Enfin Molé, dont le nom se trouvait à côté de celui de Méhul sur la première liste des membres de la troisième classe, Molé, déjà sexagénaire à cette époque, était, de l’aveu de tous, le meilleur acteur de la Comédie française, où il avait débuté en 1754 et où il n’avait cessé depuis lors de ternir brillamment les premiers emplois. Une fois le principe admis de l’entrée des comédiens à l’Institut, il n’y avait donc que justice à y appeler Molé avant tout autre de ses camarades, comme un siècle plus tôt on aurait choisi Baron.

Avec les huit littérateurs ou érudits appartenant comme eux à la troisième classe elles trente-deux membres choisis par le Directoire pour former les élémens des deux autres, les huit artistes dont nous venons de rappeler les noms avaient la mission de compléter, par des membres élus en dehors de toute intervention gouvernementale, chacune des sections dont la classe se composait.

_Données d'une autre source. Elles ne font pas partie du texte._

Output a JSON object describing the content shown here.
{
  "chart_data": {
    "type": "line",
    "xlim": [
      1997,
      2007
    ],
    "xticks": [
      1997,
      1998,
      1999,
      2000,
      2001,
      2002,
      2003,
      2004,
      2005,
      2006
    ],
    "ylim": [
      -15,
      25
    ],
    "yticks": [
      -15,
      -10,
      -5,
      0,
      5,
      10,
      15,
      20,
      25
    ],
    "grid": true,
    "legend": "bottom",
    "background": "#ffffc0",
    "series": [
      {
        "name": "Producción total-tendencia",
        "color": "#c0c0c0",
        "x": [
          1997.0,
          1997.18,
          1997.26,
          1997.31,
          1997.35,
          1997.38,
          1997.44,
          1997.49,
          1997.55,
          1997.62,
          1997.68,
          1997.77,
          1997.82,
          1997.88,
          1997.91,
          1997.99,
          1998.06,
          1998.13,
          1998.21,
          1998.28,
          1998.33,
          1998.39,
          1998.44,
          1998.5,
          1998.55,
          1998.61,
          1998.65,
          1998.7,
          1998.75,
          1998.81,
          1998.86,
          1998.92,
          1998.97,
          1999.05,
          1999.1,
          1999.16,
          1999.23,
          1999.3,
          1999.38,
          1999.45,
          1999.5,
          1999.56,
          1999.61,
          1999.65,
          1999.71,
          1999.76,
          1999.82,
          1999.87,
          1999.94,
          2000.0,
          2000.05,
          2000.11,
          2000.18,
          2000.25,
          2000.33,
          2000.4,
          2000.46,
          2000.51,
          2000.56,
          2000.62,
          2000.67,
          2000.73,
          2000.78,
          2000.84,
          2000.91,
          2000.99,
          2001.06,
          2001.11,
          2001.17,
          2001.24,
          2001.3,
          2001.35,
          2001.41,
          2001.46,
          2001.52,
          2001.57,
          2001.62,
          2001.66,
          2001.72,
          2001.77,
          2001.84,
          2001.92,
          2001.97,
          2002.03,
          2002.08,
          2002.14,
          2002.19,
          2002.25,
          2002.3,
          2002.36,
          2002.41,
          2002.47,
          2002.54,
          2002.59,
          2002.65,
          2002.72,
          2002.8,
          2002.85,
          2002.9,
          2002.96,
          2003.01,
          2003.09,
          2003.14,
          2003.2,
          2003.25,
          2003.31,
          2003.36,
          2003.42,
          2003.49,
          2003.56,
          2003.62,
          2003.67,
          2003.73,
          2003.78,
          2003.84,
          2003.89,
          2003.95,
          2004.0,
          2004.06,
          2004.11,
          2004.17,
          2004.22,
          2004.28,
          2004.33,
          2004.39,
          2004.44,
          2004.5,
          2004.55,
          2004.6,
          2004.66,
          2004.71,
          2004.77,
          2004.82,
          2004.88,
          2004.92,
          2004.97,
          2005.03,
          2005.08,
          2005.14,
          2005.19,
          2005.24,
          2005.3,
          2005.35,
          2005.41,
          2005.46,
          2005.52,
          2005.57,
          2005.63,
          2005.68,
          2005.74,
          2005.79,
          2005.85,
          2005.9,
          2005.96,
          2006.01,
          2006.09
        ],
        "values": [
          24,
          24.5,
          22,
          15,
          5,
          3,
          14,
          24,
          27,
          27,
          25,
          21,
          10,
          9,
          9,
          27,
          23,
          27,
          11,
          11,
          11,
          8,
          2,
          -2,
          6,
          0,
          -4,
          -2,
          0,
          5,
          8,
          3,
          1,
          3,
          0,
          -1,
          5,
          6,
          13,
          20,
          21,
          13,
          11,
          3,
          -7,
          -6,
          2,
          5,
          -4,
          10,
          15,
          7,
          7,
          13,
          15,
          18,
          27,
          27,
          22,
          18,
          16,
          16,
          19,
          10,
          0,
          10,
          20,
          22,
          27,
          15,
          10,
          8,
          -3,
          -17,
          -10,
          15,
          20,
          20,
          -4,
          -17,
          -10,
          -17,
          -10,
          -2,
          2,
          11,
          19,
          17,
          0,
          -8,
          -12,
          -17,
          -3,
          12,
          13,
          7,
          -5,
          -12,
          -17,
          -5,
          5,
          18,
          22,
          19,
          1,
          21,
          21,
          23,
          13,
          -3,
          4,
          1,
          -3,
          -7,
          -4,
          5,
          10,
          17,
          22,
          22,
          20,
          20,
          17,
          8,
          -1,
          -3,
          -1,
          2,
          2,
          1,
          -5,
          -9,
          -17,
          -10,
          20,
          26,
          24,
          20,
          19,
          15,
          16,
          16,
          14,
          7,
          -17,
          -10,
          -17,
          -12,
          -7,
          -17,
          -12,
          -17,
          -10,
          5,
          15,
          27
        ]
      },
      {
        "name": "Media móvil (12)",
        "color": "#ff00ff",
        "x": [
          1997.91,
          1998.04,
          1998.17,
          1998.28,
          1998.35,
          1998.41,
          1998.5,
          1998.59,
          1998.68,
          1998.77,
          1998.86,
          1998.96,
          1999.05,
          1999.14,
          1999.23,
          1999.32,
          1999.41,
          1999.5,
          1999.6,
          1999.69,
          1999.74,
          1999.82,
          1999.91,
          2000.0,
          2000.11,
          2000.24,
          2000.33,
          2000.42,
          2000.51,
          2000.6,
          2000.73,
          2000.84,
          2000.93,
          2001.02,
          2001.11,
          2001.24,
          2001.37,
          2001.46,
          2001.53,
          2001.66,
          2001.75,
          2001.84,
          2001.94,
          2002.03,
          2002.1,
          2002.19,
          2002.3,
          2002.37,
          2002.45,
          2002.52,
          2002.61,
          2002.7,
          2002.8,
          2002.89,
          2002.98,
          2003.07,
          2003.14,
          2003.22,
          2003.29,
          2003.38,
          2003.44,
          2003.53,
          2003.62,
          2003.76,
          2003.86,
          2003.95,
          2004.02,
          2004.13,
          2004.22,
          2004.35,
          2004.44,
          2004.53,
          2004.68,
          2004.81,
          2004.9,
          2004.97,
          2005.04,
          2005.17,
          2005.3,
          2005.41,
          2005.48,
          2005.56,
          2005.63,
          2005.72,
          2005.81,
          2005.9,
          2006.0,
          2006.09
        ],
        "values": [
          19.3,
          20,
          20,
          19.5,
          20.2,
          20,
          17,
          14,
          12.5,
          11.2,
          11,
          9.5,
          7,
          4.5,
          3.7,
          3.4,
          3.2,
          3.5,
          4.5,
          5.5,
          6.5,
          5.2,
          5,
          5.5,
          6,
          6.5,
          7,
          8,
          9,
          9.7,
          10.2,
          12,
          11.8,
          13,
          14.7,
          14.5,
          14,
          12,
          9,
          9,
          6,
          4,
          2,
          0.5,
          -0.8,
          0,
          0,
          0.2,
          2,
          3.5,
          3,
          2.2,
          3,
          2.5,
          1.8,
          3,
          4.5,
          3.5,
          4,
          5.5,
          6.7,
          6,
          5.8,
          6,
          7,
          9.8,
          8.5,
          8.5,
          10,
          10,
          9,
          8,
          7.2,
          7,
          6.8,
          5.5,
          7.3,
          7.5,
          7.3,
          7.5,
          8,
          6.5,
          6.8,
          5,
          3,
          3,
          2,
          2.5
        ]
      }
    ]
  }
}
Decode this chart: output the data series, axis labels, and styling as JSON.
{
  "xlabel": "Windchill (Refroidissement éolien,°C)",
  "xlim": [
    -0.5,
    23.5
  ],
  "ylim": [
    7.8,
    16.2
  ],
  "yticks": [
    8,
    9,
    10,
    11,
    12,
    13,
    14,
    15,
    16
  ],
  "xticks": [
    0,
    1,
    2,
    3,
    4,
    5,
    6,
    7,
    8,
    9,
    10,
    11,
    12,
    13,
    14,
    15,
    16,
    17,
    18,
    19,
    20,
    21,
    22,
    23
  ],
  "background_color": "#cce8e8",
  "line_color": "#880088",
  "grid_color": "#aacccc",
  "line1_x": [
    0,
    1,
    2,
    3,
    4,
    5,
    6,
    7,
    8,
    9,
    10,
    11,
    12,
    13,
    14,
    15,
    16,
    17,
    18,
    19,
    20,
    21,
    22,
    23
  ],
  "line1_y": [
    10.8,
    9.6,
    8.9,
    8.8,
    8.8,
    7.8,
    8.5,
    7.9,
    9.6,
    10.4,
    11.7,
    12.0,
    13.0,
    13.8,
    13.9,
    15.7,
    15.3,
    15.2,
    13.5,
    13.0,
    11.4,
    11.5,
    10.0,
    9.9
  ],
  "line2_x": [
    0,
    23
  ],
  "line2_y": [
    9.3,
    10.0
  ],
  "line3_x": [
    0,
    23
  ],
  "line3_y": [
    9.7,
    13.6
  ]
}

Ces élections, auxquelles il fut immédiatement procédé, ne se firent pas toutefois suivant les formes adoptées pour les élections postérieures. Elles eurent lieu directement, au scrutin de liste et à la majorité des suffrages, tandis que, à partir de 1796, les élections, tout en continuant de dépendre des votes de l’Institut tout entier, se firent non plus au hasard de ses propres prédilections ou de ses inspirations spontanées, mais, ce qui semble plus sage, sur la présentation d’une liste de candidats formée par la classe même où une place était devenue vacante[1]. Le principe qu’avaient établi les statuts d’une égalité absolue entre les membres des diverses classes n’en demeurait pas moins respecté dans la pratique, mais du moins une certaine garantie était offerte contre les erreurs pouvant résulter de l’incompétence personnelle ou des entraînemens fortuits : garantie insuffisante sans doute, puisqu’il arriva plus d’une fois à l’ensemble de l’Institut de ne tenir nul compte de l’ordre dans lequel les propositions lui étaient soumises et de se prononcer un

  1. Encore, avant d’être soumise à la décision souveraine de l’Institut, cette liste n’était-elle arrêtée qu’à la suite de deux épreuves dans le sein de la classe où la vacance s’était produite. La section à laquelle avait appartenu le membre qu’il s’agissait de remplacer présentait à la classe une liste de cinq candidats au moins. La classe, à son tour, désignait trois d’entre eux, qu’elle inscrirait dans l’ordre de ses préférences, et, sur ces trois, l’Institut, réuni en assemblée générale, en choisissait un, quelque rang que la classe lui eût préalablement assigné. En d’autres termes, l’Institut ne pouvait élire le nouveau membre en dehors des candidats dont les noms avaient été portés sur la liste ; mais il était maître de prendre, si bon lui semblait, celui qui y fleurait le dernier.